2 Cette demande a été présentée dans le cadre d’un litige opposant CAJASUR Banco SA à JO et à IM au sujet des dépens encourus dans le cadre d’une procédure juridictionnelle engagée par ces derniers, visant à faire constater la nullité d’une clause des conditions générales d’un contrat de prêt hypothécaire en raison, notamment, du caractère abusif de cette clause.
Le cadre juridique
Le droit de l’Union
3 Aux termes de l’article 6, paragraphe 1, de la directive 93/13 :
« Les États membres prévoient que les clauses abusives figurant dans un contrat conclu avec un consommateur par un professionnel ne lient pas les consommateurs, dans les conditions fixées par leurs droits nationaux, et que le contrat restera contraignant pour les parties selon les mêmes termes, s’il peut subsister sans les clauses abusives. »
4 L’article 7, paragraphe 1, de cette directive prévoit :
« Les États membres veillent à ce que, dans l’intérêt des consommateurs ainsi que des concurrents professionnels, des moyens adéquats et efficaces existent afin de faire cesser l’utilisation des clauses abusives dans les contrats conclus avec les consommateurs par un professionnel. »
Le droit espagnol
5 Selon l’article 1303 du Código civil (code civil) :
« Lorsqu’une obligation stipulée dans un contrat est déclarée nulle, les contractants doivent se restituer réciproquement les choses ayant fait l’objet de ce contrat, les fruits produits par celles-ci et le prix payé en contrepartie de ces choses, assorti d’intérêts, sauf dans les cas prévus par les articles suivants. »
6 L’article 395 de la Ley 1/2000, de Enjuiciamiento Civil (loi 1/2000, relative au code de procédure civile), du 7 janvier 2000 (BOE no 7, du 8 janvier 2000, p. 575), dans sa version applicable au litige au principal (ci-après la « LEC »), qui prévoit le régime de condamnation aux dépens en cas d’acquiescement, dispose :
« 1. Lorsqu’un acquiescement à la demande intervient avant toute contestation, il n’y a pas lieu de procéder à la condamnation de l’une ou l’autre partie aux dépens de l’instance, à moins que le tribunal ne constate, de manière dûment motivée, la mauvaise foi du défendeur.
La mauvaise foi du défendeur est réputée exister si, avant l’introduction de la demande, le requérant a adressé à celui-ci une mise en demeure de payer probante et justifiée, si une procédure de médiation a été engagée ou si le défendeur a été appelé en conciliation. »
Le litige au principal et les questions préjudicielles
7 Les parties au principal ont conclu un contrat de prêt hypothécaire.

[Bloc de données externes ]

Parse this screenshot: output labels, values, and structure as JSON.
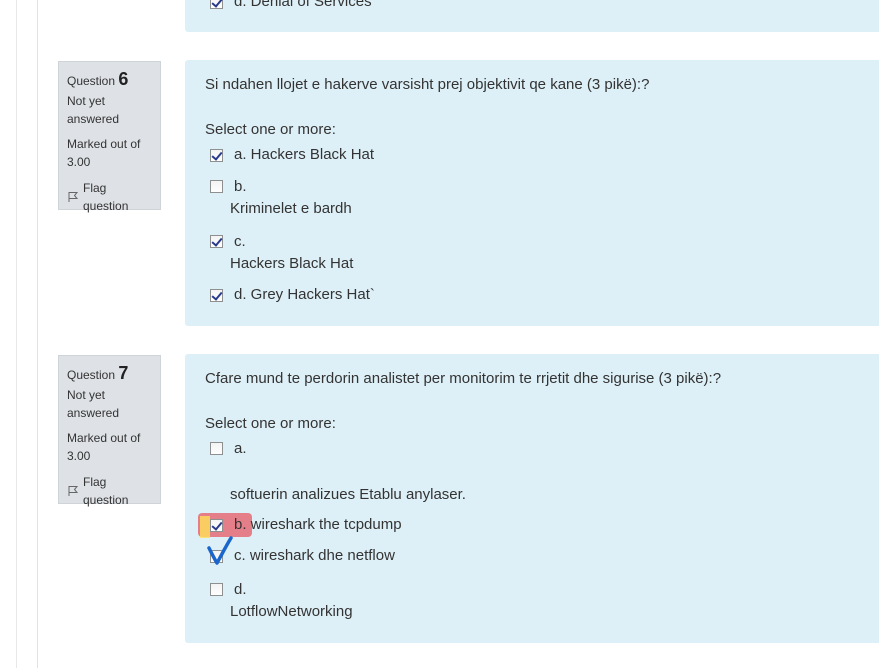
{
  "colors": {
    "question_box_bg": "#def0f7",
    "info_box_bg": "#dee2e6",
    "annotation_red": "#e65a64",
    "annotation_blue": "#1a66cc"
  },
  "top_partial": {
    "option_label": "d. Denial of Services",
    "checked": true
  },
  "questions": [
    {
      "label": "Question",
      "number": "6",
      "state": "Not yet answered",
      "grade": "Marked out of 3.00",
      "flag_label": "Flag question",
      "text": "Si ndahen llojet e hakerve  varsisht prej objektivit qe kane (3 pikë):?",
      "prompt": "Select one or more:",
      "options": [
        {
          "label": "a. Hackers Black Hat",
          "extra": "",
          "checked": true
        },
        {
          "label": "b.",
          "extra": "Kriminelet e bardh",
          "checked": false
        },
        {
          "label": "c.",
          "extra": "Hackers Black Hat",
          "checked": true
        },
        {
          "label": "d. Grey Hackers Hat`",
          "extra": "",
          "checked": true
        }
      ]
    },
    {
      "label": "Question",
      "number": "7",
      "state": "Not yet answered",
      "grade": "Marked out of 3.00",
      "flag_label": "Flag question",
      "text": "Cfare mund te perdorin analistet per monitorim te rrjetit dhe sigurise (3 pikë):?",
      "prompt": "Select one or more:",
      "options": [
        {
          "label": "a.",
          "extra": "softuerin analizues Etablu anylaser.",
          "checked": false
        },
        {
          "label": "b. wireshark the tcpdump",
          "extra": "",
          "checked": true
        },
        {
          "label": "c. wireshark dhe netflow",
          "extra": "",
          "checked": false
        },
        {
          "label": "d.",
          "extra": "LotflowNetworking",
          "checked": false
        }
      ]
    }
  ]
}
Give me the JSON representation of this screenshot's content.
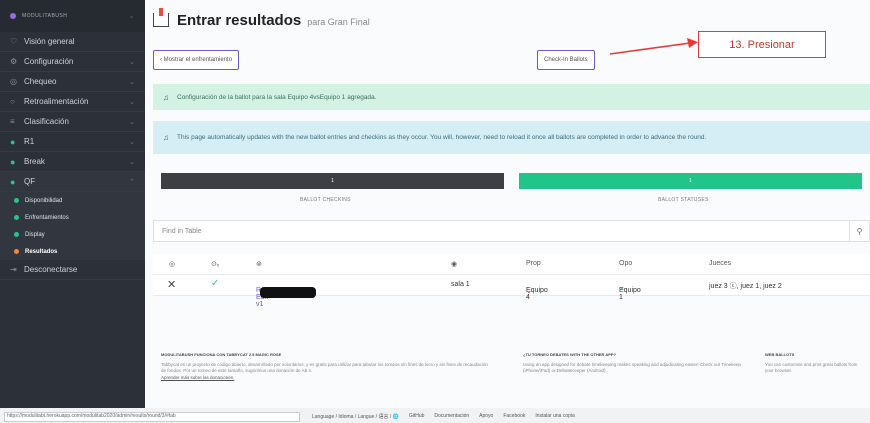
{
  "sidebar": {
    "brand": "MODULITABUSH",
    "items": [
      {
        "icon": "circle-outline-icon",
        "label": "Visión general",
        "chevron": false
      },
      {
        "icon": "gear-icon",
        "label": "Configuración",
        "chevron": true
      },
      {
        "icon": "check-circle-icon",
        "label": "Chequeo",
        "chevron": true
      },
      {
        "icon": "comment-icon",
        "label": "Retroalimentación",
        "chevron": true
      },
      {
        "icon": "list-icon",
        "label": "Clasificación",
        "chevron": true
      },
      {
        "icon": "round-dot-icon",
        "label": "R1",
        "chevron": true
      },
      {
        "icon": "round-dot-icon",
        "label": "Break",
        "chevron": true
      },
      {
        "icon": "round-dot-icon",
        "label": "QF",
        "chevron": true
      }
    ],
    "sub_items": [
      "Disponibilidad",
      "Enfrentamientos",
      "Display",
      "Resultados"
    ],
    "logout": "Desconectarse"
  },
  "header": {
    "title": "Entrar resultados",
    "subtitle": "para Gran Final"
  },
  "buttons": {
    "back": "‹  Mostrar el enfrentamiento",
    "checkin": "Check-In Ballots"
  },
  "alerts": {
    "success": "Configuración de la ballot para la sala Equipo 4vsEquipo 1 agregada.",
    "info": "This page automatically updates with the new ballot entries and checkins as they occur. You will, however, need to reload it once all ballots are completed in order to advance the round."
  },
  "progress": [
    {
      "label": "BALLOT CHECKINS",
      "value_text": "1",
      "color": "#3d3f44"
    },
    {
      "label": "BALLOT STATUSES",
      "value_text": "1",
      "color": "#22c589"
    }
  ],
  "search": {
    "placeholder": "Find in Table"
  },
  "table": {
    "headers": [
      "Sala",
      "Estado",
      "Edición",
      "Lugar",
      "Prop",
      "Opo",
      "Jueces"
    ],
    "header_icons": [
      "target-icon",
      "check-out-icon",
      "edit-circle-icon",
      "pin-icon"
    ],
    "row": {
      "status": "✕",
      "checkin": "✓",
      "edit": "Re-Edit v1",
      "sala": "sala 1",
      "prop": "Equipo 4",
      "opo": "Equipo 1",
      "jueces": "juez 3 ⓒ, juez 1, juez 2"
    }
  },
  "table_header_visible": {
    "prop": "Prop",
    "opo": "Opo",
    "jueces": "Jueces"
  },
  "footer": {
    "col1_title": "MODULITABUSH FUNCIONA CON TABBYCAT 2.5 MAGIC ROSE",
    "col1_text": "Tabbycat es un proyecto de código abierto, desarrollado por voluntarios, y es gratis para utilizar para tabular los torneos sin fines de lucro y sin fines de recaudación de fondos. Por un torneo de este tamaño, sugerimos una donación de A$ 4.",
    "col1_link": "Aprender más sobre las donaciones.",
    "col2_title": "¿TU TORNEO DEBATES WITH THE OTHER APP?",
    "col2_text": "Using an app designed for debate timekeeping makes speaking and adjudicating easier! Check out Timekeep (iPhone/iPad) or DebateKeeper (Android).",
    "col3_title": "WEB BALLOTS",
    "col3_text": "You can customise and print great ballots from your browser."
  },
  "bottom": {
    "url": "https://modulitabt.herokuapp.com/modulitab2020/admin/results/round/3/#tab",
    "links": [
      "Language / Idioma / Langue / 语言 / 🌐",
      "GitHub",
      "Documentación",
      "Apoyo",
      "Facebook",
      "Instalar una copia"
    ]
  },
  "annotation": {
    "text": "13. Presionar"
  }
}
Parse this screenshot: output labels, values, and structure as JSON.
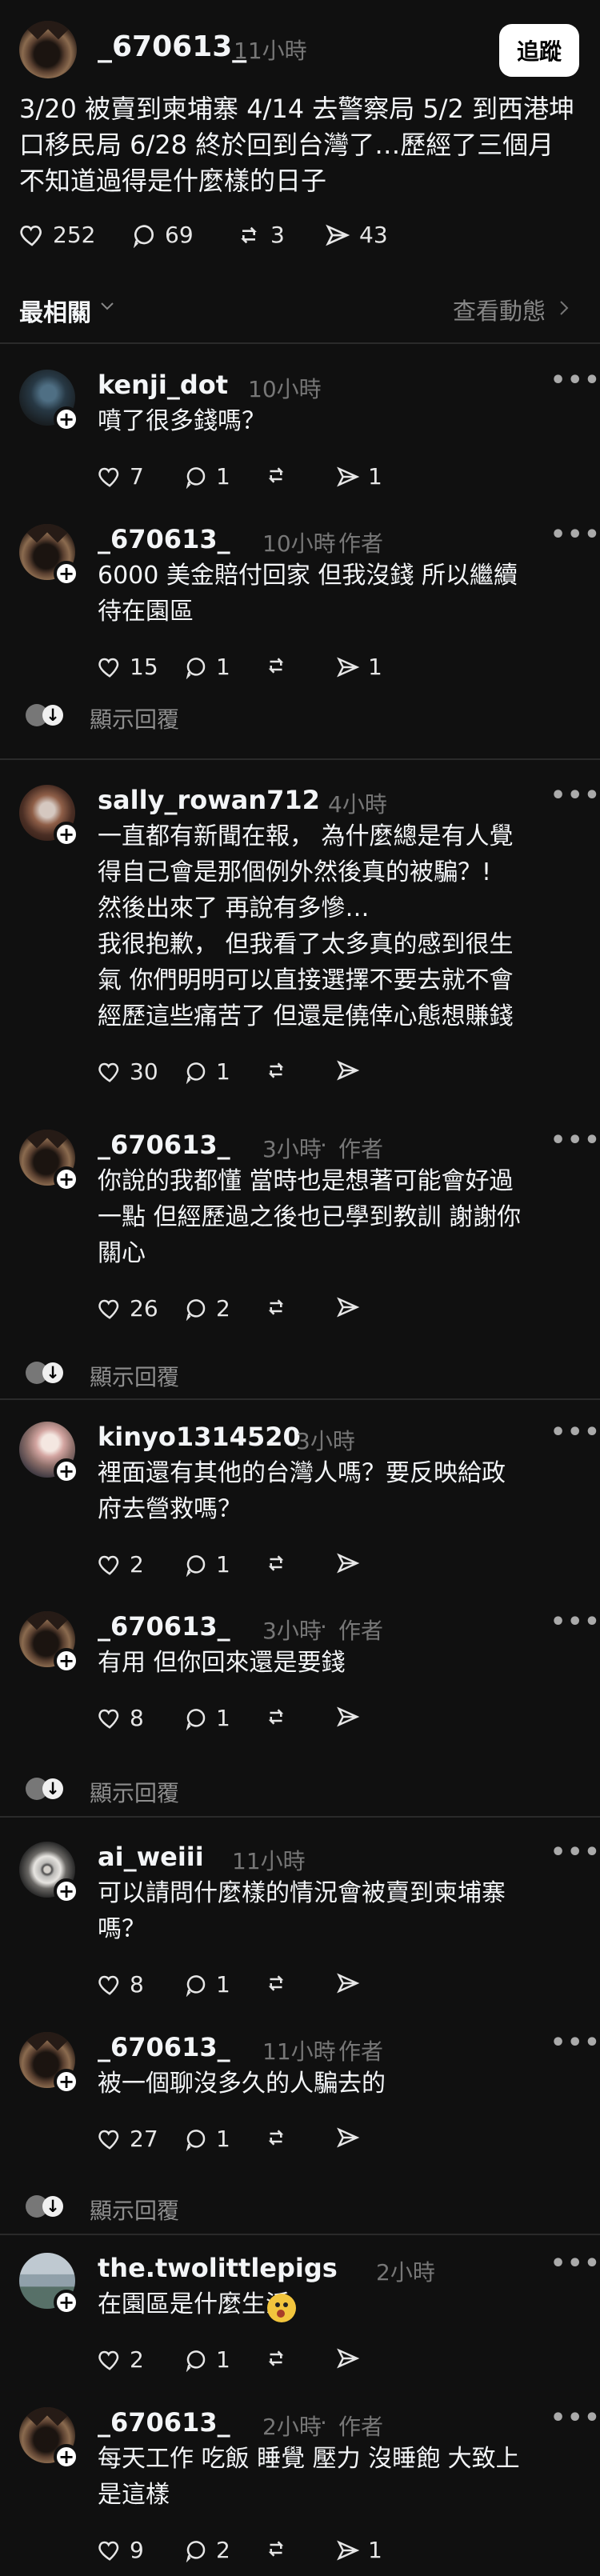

En 2018, JO et IM ont introduit un recours devant le Juzgado de Primera Instancia no 18 bis de Málaga (tribunal de première instance no 18 bis de Malaga, Espagne), tendant à l’annulation d’une clause des conditions générales de ce contrat relative aux frais hypothécaires et au remboursement du montant acquitté au titre de cette clause, en raison du caractère abusif de cette dernière. À la suite de l’introduction de ce recours, CAJASUR Banco a reconnu le caractère abusif de ladite clause, mais, considérant que le montant réclamé à ce titre était excessif, n’a accepté de rembourser qu’une partie de celui-ci.
8 Par un arrêt du 2 mars 2020, le Juzgado de Primera Instancia no 18 bis de Málaga (tribunal de première instance no 18 bis de Malaga) a déclaré la même clause nulle de plein droit en raison de son caractère abusif et a condamné, à ce titre, CAJASUR Banco, d’une part, à restituer à JO et à IM une partie du montant réclamé ainsi que, d’autre part, à payer les dépens de la procédure.
9 CAJASUR Banco a introduit un recours devant l’Audiencia Provincial de Málaga (cour provinciale de Malaga, Espagne), qui est la juridiction de renvoi, uniquement en ce qui concerne cette condamnation aux dépens. Elle fait valoir que, dès lors qu’elle a acquiescé à la demande avant toute contestation, ladite condamnation aux dépens est contraire à l’article 395 de la LEC, dans la mesure où cet article prévoit qu’une telle condamnation ne peut être imposée que lorsque la mauvaise foi du défendeur est constatée. À cet égard, elle rappelle que, selon ledit article, la mauvaise foi n’est réputée exister que lorsque, avant l’introduction de la demande, le défendeur s’est vu adresser une mise en demeure de payer probante et justifiée, lorsqu’une procédure de médiation a été engagée à l’égard du défendeur ou lorsque ce dernier a été appelé en conciliation.
10 Ainsi qu’il ressort de l’ordonnance de renvoi, cette position est conforme à une jurisprudence consolidée du Tribunal Supremo (Cour suprême, Espagne), relative à l’application du même article.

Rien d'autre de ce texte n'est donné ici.